Constantinople fell on the 29th of May 1453, the final day of a 53-day siege that had begun on the 6th of April. The day fell on a Tuesday, which Greeks have considered an unlucky day ever since.
Who conquered Constantinople in 1453?
The 21-year-old Ottoman Sultan Mehmed II conquered Constantinople and was later nicknamed the Conqueror. The Byzantine defenders were led by Emperor Constantine XI Palaiologos, whose fate after the breach remains unknown.
How did the Ottomans break through the walls of Constantinople?
The Ottomans overcame the Theodosian walls using gunpowder artillery, including cannons that fired stone balls weighing up to 500 kg over distances greater than 1.5 km. The largest cannon, named Basilica, was built by the Hungarian engineer Orban and measured 27 ft.
Why didn't Western Europe save Constantinople?
Western rulers lacked both the unity and the means to help, weakened by the Hundred Years' War, the Reconquista in Spain, infighting in the Holy Roman Empire, and the defeat of Hungary and Poland at the Battle of Varna of 1444. Pope Nicholas V also lacked real influence over Western kings, and only small contingents of foreign soldiers arrived to defend the city.
How many soldiers defended Constantinople in 1453?
The defenders numbered under 8,000 men guarding a perimeter of twelve miles, including 4,773 Greeks, 200 foreigners, and roughly 3,000 volunteers from Genoa, Venice, and Galata. They faced an Ottoman army estimated at 50,000 to 80,000 soldiers, including between 5,000 and 10,000 Janissaries.

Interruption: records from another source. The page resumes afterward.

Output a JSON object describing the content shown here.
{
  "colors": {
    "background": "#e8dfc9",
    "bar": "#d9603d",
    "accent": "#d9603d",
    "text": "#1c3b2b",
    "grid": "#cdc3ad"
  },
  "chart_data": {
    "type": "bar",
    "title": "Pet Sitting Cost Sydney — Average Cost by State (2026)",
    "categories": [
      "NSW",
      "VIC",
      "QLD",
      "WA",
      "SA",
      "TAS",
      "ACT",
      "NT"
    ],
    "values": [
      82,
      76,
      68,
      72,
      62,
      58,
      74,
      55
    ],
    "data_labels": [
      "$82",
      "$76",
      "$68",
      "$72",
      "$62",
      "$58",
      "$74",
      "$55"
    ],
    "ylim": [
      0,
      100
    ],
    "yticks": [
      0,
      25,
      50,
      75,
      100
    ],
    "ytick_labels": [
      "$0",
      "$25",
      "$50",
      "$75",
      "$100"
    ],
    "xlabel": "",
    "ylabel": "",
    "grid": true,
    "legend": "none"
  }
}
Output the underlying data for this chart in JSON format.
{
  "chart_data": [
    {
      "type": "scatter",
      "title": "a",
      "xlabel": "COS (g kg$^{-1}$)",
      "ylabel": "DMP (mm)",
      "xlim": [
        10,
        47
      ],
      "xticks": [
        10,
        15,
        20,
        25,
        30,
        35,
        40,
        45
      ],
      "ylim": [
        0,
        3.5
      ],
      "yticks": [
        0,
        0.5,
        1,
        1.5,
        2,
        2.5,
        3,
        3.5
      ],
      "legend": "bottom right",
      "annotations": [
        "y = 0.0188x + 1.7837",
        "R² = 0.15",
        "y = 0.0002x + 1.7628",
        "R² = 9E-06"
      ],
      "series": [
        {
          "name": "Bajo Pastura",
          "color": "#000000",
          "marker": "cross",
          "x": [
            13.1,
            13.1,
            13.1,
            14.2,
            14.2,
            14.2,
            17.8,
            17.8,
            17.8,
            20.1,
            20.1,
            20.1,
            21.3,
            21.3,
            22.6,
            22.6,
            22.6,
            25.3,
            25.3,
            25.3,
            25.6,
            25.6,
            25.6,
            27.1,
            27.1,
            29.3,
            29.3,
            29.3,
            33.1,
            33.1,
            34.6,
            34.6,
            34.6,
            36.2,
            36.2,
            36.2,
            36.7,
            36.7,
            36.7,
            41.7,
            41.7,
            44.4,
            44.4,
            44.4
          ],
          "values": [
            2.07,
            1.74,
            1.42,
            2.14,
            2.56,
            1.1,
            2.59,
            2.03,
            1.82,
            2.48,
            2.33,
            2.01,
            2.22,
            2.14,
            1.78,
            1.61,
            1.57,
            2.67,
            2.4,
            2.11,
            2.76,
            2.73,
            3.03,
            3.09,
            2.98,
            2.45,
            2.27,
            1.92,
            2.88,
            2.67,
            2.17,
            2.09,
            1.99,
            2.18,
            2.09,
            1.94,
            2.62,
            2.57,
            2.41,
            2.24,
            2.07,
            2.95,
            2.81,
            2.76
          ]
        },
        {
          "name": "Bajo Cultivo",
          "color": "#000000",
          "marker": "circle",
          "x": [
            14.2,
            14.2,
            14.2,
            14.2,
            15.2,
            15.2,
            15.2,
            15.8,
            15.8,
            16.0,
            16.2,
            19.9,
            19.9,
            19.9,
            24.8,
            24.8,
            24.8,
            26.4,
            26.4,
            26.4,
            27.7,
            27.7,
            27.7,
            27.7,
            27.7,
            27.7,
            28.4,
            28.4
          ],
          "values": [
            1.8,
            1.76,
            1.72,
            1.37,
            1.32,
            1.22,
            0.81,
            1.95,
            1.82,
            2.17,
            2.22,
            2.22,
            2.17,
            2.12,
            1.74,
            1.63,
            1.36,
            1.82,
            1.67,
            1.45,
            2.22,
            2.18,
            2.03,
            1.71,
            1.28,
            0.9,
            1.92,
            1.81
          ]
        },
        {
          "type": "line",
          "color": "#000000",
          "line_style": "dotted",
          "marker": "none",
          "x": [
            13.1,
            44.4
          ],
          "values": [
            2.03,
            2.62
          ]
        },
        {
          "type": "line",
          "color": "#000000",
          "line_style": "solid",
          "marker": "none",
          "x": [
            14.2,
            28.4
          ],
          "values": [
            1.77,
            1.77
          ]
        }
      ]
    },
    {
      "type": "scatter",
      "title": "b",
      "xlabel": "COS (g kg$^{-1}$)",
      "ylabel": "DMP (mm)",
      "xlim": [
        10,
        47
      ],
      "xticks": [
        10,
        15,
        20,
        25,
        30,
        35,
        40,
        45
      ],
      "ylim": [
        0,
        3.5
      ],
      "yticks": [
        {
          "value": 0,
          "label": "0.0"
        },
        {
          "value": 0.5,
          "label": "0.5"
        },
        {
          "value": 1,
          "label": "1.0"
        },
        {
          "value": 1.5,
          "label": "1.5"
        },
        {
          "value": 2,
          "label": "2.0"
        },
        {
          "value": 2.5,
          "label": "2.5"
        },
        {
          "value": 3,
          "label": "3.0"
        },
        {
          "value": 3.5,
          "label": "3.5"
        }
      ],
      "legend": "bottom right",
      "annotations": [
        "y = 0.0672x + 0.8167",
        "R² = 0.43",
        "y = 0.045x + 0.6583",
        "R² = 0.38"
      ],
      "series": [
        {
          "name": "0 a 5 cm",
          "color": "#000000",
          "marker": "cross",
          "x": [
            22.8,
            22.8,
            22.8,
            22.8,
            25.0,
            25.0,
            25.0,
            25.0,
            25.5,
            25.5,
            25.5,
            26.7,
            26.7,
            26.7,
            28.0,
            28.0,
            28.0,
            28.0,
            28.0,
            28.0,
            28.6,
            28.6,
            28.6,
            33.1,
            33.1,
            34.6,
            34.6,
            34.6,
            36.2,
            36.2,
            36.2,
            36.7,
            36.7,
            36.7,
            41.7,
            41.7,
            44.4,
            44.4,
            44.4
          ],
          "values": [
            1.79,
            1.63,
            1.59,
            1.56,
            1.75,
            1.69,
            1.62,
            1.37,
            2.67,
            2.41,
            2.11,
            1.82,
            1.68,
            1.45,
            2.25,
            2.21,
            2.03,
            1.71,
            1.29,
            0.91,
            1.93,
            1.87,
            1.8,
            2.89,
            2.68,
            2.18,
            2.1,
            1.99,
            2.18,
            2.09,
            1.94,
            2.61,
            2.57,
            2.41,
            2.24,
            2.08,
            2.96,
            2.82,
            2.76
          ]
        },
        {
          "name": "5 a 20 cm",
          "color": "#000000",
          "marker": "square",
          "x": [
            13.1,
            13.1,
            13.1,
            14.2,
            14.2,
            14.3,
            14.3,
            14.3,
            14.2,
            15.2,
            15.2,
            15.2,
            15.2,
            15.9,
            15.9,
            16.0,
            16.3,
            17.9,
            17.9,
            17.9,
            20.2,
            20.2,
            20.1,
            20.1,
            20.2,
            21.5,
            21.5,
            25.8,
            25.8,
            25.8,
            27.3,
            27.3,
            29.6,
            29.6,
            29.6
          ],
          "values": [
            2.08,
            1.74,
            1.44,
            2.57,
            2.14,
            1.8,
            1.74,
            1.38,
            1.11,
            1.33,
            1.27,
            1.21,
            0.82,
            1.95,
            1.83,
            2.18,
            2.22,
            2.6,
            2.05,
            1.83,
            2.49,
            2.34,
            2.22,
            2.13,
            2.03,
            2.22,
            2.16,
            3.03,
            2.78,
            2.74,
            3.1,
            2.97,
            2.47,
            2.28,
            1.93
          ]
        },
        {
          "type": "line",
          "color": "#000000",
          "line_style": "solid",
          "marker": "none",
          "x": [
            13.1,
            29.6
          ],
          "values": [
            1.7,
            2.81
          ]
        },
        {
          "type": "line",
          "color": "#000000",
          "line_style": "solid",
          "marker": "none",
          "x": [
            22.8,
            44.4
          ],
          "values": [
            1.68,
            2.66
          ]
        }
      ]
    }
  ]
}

What happened to Constantinople after the Fall in 1453?
Mehmed II made Constantinople his new capital, replacing Adrianople, and converted the Hagia Sophia into a mosque while allowing the Greek Orthodox Church to remain under the new Patriarch Gennadius Scholarius. The fall is widely seen as marking the end of the medieval period and the effective end of the Roman Empire, while fleeing Greek scholars helped propel the Renaissance.